IMMUNOCHEMICAL ANALYSIS OF HUMAN ORAL STRAINS OF FUSOBACTERIUM AND LEPTOTRICHIA.

de Araujo, Wilson C. (National Institute of Dental Research, Bethesda, Md.), Eileen Varah, and Stephan E. Mergenhagen. Immunochemical analysis of human oral strains of Fusobacterium and Leptotrichia. J. Bacteriol. 86:837-844. 1963.-Lipopolysaccharides, isolated by phenol-water extraction of 27 strains of oral gram-negative bacteria conforming either to Fusobacterium polymorphum or Leptotrichia buccalis, were shown to be endotoxic by their ability to alter dermal reactivity to epinephrine and to be serologically specific by hemagglutination and hemagglutination-inhibition tests. Numerous serotypes of these organisms were detected by hemagglutination tests with purified lipopolysaccharides. A F. polymorphum lipopolysaccharide produced two visible precipitin bands in agar gel with antiserum prepared against the homologous organism. Each of the immunologically distinct components of the endotoxin, isolated by differential centrifugation, altered dermal reactivity to epinephrine and acted as a hapten in hemagglutination tests.

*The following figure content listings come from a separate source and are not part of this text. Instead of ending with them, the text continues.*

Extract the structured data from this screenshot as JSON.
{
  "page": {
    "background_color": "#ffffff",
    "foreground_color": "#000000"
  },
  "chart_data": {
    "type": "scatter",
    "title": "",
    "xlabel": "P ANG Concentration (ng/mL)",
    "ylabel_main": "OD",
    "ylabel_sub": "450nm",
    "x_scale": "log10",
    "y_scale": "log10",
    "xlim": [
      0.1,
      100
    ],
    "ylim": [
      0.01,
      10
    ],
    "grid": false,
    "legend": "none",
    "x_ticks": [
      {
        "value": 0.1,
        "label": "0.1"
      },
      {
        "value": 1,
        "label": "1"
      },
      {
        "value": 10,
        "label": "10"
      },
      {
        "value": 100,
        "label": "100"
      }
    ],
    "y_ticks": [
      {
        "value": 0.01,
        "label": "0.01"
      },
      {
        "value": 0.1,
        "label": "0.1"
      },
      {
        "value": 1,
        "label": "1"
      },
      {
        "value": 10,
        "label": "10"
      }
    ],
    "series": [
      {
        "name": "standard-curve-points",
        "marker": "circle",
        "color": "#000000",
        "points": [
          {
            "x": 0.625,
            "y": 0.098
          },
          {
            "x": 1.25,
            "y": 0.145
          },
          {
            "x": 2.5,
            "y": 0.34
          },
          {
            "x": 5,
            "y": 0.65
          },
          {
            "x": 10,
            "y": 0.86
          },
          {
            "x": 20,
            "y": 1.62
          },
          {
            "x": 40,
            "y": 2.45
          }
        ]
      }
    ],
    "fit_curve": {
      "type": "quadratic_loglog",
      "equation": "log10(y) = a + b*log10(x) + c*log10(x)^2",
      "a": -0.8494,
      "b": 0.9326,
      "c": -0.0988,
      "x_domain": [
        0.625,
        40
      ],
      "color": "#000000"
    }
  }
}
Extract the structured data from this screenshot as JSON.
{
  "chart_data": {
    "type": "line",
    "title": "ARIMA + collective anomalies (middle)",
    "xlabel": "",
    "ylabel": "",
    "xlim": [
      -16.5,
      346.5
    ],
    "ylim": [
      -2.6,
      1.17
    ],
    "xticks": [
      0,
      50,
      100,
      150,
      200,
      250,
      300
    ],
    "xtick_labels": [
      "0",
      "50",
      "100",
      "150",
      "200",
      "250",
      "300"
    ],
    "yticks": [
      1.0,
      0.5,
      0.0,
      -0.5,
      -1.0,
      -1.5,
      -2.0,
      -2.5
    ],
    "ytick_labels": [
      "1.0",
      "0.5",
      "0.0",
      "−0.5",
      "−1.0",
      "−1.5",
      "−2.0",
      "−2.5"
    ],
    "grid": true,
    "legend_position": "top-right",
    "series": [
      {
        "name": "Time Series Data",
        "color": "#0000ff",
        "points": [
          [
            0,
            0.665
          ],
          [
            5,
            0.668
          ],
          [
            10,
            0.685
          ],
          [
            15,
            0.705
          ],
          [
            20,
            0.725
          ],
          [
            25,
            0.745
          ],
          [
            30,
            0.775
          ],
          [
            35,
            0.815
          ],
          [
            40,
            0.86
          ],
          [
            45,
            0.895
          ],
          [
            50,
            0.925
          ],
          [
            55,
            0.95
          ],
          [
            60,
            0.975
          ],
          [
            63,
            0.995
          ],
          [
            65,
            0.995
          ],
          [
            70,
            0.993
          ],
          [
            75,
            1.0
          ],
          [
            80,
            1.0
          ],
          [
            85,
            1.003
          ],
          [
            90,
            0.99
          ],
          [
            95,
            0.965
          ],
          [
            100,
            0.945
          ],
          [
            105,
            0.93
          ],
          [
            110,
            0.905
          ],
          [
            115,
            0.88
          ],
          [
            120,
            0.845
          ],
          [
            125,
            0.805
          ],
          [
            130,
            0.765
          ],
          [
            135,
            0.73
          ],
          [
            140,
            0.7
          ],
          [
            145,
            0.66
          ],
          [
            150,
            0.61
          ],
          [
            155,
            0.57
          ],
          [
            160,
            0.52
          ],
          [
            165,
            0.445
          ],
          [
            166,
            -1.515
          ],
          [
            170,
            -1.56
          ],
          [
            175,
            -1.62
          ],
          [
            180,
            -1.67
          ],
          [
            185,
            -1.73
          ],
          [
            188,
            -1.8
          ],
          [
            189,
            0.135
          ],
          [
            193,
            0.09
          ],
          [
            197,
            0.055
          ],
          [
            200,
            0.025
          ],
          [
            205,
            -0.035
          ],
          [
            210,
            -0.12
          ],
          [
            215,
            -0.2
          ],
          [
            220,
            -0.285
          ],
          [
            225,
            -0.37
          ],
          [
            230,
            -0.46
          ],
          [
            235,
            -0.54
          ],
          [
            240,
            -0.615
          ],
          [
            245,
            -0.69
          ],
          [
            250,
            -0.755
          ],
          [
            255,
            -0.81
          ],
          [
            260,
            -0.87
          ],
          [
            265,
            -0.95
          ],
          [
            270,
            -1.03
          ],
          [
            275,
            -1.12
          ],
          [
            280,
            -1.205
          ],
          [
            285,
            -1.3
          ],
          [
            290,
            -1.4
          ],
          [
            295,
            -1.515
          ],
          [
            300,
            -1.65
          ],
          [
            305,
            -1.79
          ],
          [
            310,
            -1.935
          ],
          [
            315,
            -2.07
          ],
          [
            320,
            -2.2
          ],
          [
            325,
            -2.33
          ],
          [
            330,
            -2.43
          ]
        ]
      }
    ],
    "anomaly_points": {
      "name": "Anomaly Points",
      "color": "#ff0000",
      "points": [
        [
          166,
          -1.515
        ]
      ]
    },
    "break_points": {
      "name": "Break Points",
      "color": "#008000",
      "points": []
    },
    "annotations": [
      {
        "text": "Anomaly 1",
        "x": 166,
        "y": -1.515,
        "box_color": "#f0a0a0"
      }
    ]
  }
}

Crude antigens from F. polymorphum strains, released in supernatant fluids of heat-killed bacterial suspensions, showed broad serological cross-reactivity with antiserum prepared against homologous and heterologous strains of F. polymorphum but not with antiserum prepared against L. buccalis strains. Broad serological cross-reactivity of these crude F. polymorphum antigens could be eliminated by prior treatment with phenol or trypsin, indicating that the common antigen or antigens in these organisms are protein. Double-diffusion tests in agar identified and differentiated type-specific lipopolysaccharide from other antigens extracted by heat from these organisms. Similarly prepared crude antigens from L. buccalis had broad serological activity with antiserum prepared against various strains of L. buccalis but not with F. polymorphum. In contrast to the crude antigens from F. polymorphum, this serological cross-reactivity could not be eliminated by treatment with phenol or trypsin.